Sprawa szczepionek ujawniła też słabość Komisji Europejskiej pod wodzą Ursuli von der Leyen. Nikt chyba nie spodziewał się, że Niemka będzie drugim Jakiem Delorsem, wielkim wizjonerem integracji europejskiej, ale po europejskiej wtopie szczepionkowej można zatęsknić nawet za Jean-Claude’em Junckerem. Teraz dużo pracy będzie ją kosztowało udowodnienie, że jest kimś więcej niż administratorką. I to dość marną.
W przypadku Funduszu Odbudowy Komisja i jej przewodnicząca mogły się schować za plecami francusko-niemieckiego duetu Macron-Merkel, którego propozycja stała się punktem wyjścia do dalszych prac. Gdy jednak zabrakło tego politycznego kompasu, von der Leyen nie zdobyła się na zdecydowane działanie i własną inicjatywę, aby pójść za przykładem Mario Draghiego, który niemal dekadę temu jako szef Europejskiego Banku Centralnego „zrobił wszystko, aby uratować euro”. Negocjacje z firmami farmaceutycznymi prowadzili więc unijni biurokraci, którzy świetni są w dopieszczaniu prawnych szczegółów, ale nie w opracowywaniu wielkich strategii w czasach kryzysu. W efekcie UE operowała skalpelem tam, gdzie trzeba było ciąć siekierą.
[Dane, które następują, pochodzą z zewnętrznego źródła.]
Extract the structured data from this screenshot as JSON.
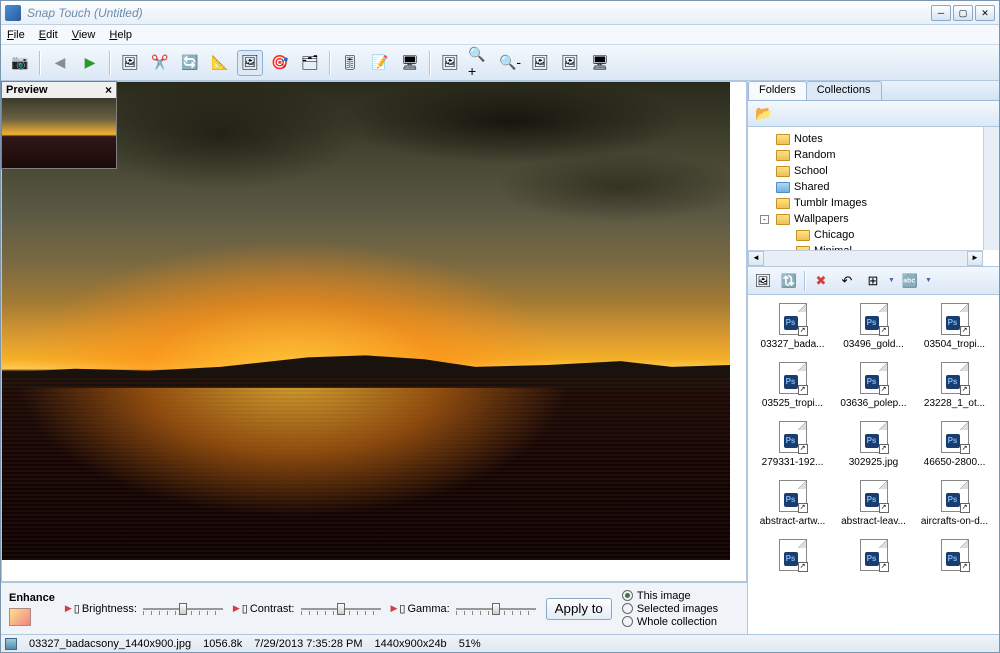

Nie piszę tego wszystkiego, aby zohydzać ideę integracji europejskiej. Wręcz przeciwnie, piszę to, bo jestem jej gorącym zwolennikiem i chcę, aby Unia Europejska uczyła się na swoich błędach. UE długo nie będzie jeszcze potęgą militarną, ale nadal jest mocarstwem cywilnym. W sprawie szczepionek na COVID-19 poniosła dotkliwą porażkę. Mogła nie tylko zapewnić swoim obywatelom szybszy dostęp do szczepionek, ale iść na czele globalnego pochodu po skuteczne antidotum i otwarcie gospodarek, na które z nadzieją czekają wszyscy. Tę szansę Unia zmarnowała.